A few remaining items worth mentioning this late evening/early morn…

* RIP John Forsythe. The watchably stolid actor with a nice touch at both melodrama and low-key comedy and a memorable voice passed away at 92 late Thursday. He worked a great deal on stage and in kept his hand in at the movies, but he’s did most of his work in multiple television series and, ironically, is probably best known today as the disembodied voice of Charlie from “Charlie’s Angels.” Still, he was a strong presence in a number of notable movies, including playing opposite a very young and very adorable Shirley Maclaine in Alfred Hitchcock‘s black comedy, “The Trouble with Harry” and as a vicious judge taunting a youngish but far less adorable Al Pacino in Norman Jewison’s “And Justice for All…” He also dealt with a murderous Robert Blake in “In Cold Blood” and fended off a nasty, nasty Ann Margaret in, yes, “Kitten with a Whip.”

* Jon Hurwitz and Hayden Schlossberg — the Jewish-American twosome who struck a blow for the depiction of Asian-Americans as actual human beings, albeit hilariously stoned ones, by creating “Harold and Kumar” — are set to reboot the “American Pie” franchise with a film that is also a sequel. Also, the third go-round with ‘Roldy and Kumar is in motion, even if Kal Penn is currently employed outside of Hollywood. I mean, good roles for Asian American males should not so rare that they are all forced to go to work at the White House.

* The lovely and talented Emily Blunt will not be romancing “Captain America,” according to the Playlist’s Edward Davis. I’m not sure why he’s so convinced it won’t be a very good movie except for the fact that, of course, most movies aren’t very good and the bigger the budget, the more often that turns out to be true. But even so, I don’t quite get it.
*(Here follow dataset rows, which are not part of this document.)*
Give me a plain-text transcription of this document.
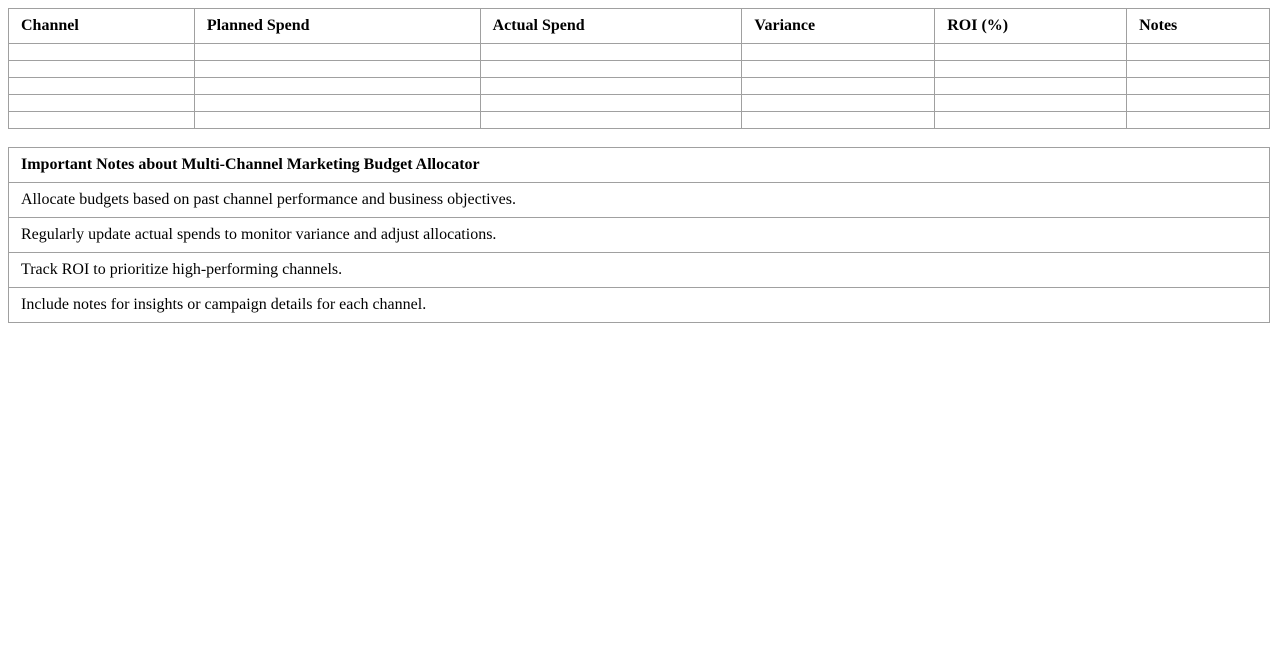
Channel	Planned Spend	Actual Spend	Variance	ROI (%)	Notes

Important Notes about Multi-Channel Marketing Budget Allocator
Allocate budgets based on past channel performance and business objectives.
Regularly update actual spends to monitor variance and adjust allocations.
Track ROI to prioritize high-performing channels.
Include notes for insights or campaign details for each channel.
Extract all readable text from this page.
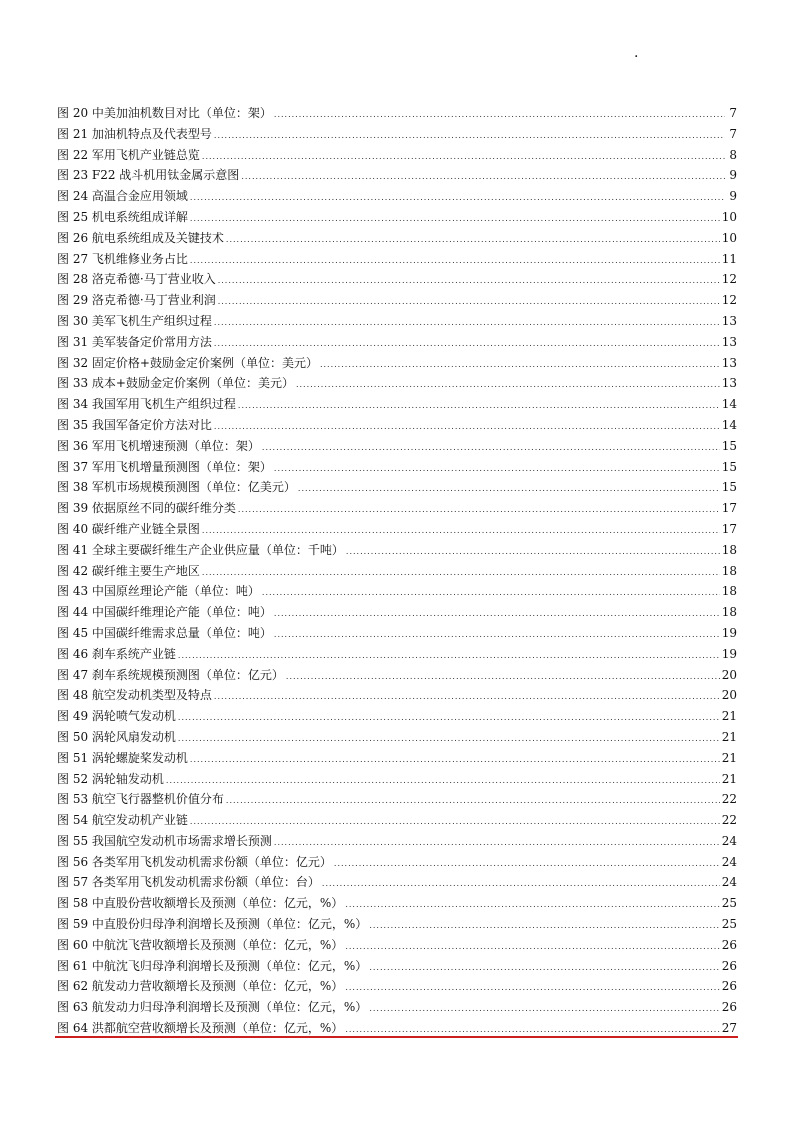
.
图 20 中美加油机数目对比（单位：架） .....	7
图 21 加油机特点及代表型号 .....	7
图 22 军用飞机产业链总览 .....	8
图 23 F22 战斗机用钛金属示意图 .....	9
图 24 高温合金应用领域 .....	9
图 25 机电系统组成详解 .....	10
图 26 航电系统组成及关键技术 .....	10
图 27 飞机维修业务占比 .....	11
图 28 洛克希德·马丁营业收入 .....	12
图 29 洛克希德·马丁营业利润 .....	12
图 30 美军飞机生产组织过程 .....	13
图 31 美军装备定价常用方法 .....	13
图 32 固定价格+鼓励金定价案例（单位：美元） .....	13
图 33 成本+鼓励金定价案例（单位：美元） .....	13
图 34 我国军用飞机生产组织过程 .....	14
图 35 我国军备定价方法对比 .....	14
图 36 军用飞机增速预测（单位：架） .....	15
图 37 军用飞机增量预测图（单位：架） .....	15
图 38 军机市场规模预测图（单位：亿美元） .....	15
图 39 依据原丝不同的碳纤维分类 .....	17
图 40 碳纤维产业链全景图 .....	17
图 41 全球主要碳纤维生产企业供应量（单位：千吨） .....	18
图 42 碳纤维主要生产地区 .....	18
图 43 中国原丝理论产能（单位：吨） .....	18
图 44 中国碳纤维理论产能（单位：吨） .....	18
图 45 中国碳纤维需求总量（单位：吨） .....	19
图 46 刹车系统产业链 .....	19
图 47 刹车系统规模预测图（单位：亿元） .....	20
图 48 航空发动机类型及特点 .....	20
图 49 涡轮喷气发动机 .....	21
图 50 涡轮风扇发动机 .....	21
图 51 涡轮螺旋桨发动机 .....	21
图 52 涡轮轴发动机 .....	21
图 53 航空飞行器整机价值分布 .....	22
图 54 航空发动机产业链 .....	22
图 55 我国航空发动机市场需求增长预测 .....	24
图 56 各类军用飞机发动机需求份额（单位：亿元） .....	24
图 57 各类军用飞机发动机需求份额（单位：台） .....	24
图 58 中直股份营收额增长及预测（单位：亿元，%） .....	25
图 59 中直股份归母净利润增长及预测（单位：亿元，%） .....	25
图 60 中航沈飞营收额增长及预测（单位：亿元，%） .....	26
图 61 中航沈飞归母净利润增长及预测（单位：亿元，%） .....	26
图 62 航发动力营收额增长及预测（单位：亿元，%） .....	26
图 63 航发动力归母净利润增长及预测（单位：亿元，%） .....	26
图 64 洪都航空营收额增长及预测（单位：亿元，%） .....	27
On the other hand, I completely agree with the premise of another post by Davis: Yes, the thought of Tom Cruise uglying himself up in a major way to play Phil Spector really does have some demented genius to it. I’m not Cruise’s biggest fan but, well cast, he can be brilliant and playing lunatics seems to work for him. I have no idea why that might be the case.

And, yes, I like a third Davis post about a long-delayed movie being labored over by Cameron Crowe about the equally great and equally demented Marvin Gaye. Re: casting, I’m rooting for Jesse L. Martin of “Law & Order” — a terrific actor and the physical resemblance is pretty eerie.

* Another comic book adaptation for Ryan Reynolds.

* Don’cha just hate it when a star and director team up, get plenty of compliments, and then just repeat themselves? Well, fresh off their mostly good reviews and general decent business on “Greenberg,” about the personal travails of a bitter forty-something musician-cum-carpenter,  the two are simply rehashing the same basic premise with “Mr. Popper’s Penguins.” Oh, wait…

* From a couple of days back, Anne Thompson nicely summarizes the spreading conventional movie-geek wisdom on the making and consumption of 3-D films. Shorter version: really, not every movie should be in it, it’s worth a little extra to see movies actually shot in 3-D in 3-D, but the conversions from 2-D to 3-D are pretty much best ignored and may even end up ruining the fun.

* Sharon Waxman writes that a mystery bidder has entered the fray to purchase the studio original named for the Weinsteins’s parents, Mira and Max. Could it be Harvey and Bob W.’s long lost older brother, Mogul X, who fled in shame after his first producing effort sold exactly three tickets at Sundance, and vowed only to return only after he had become the world’s greatest movie executive? It’s a thought.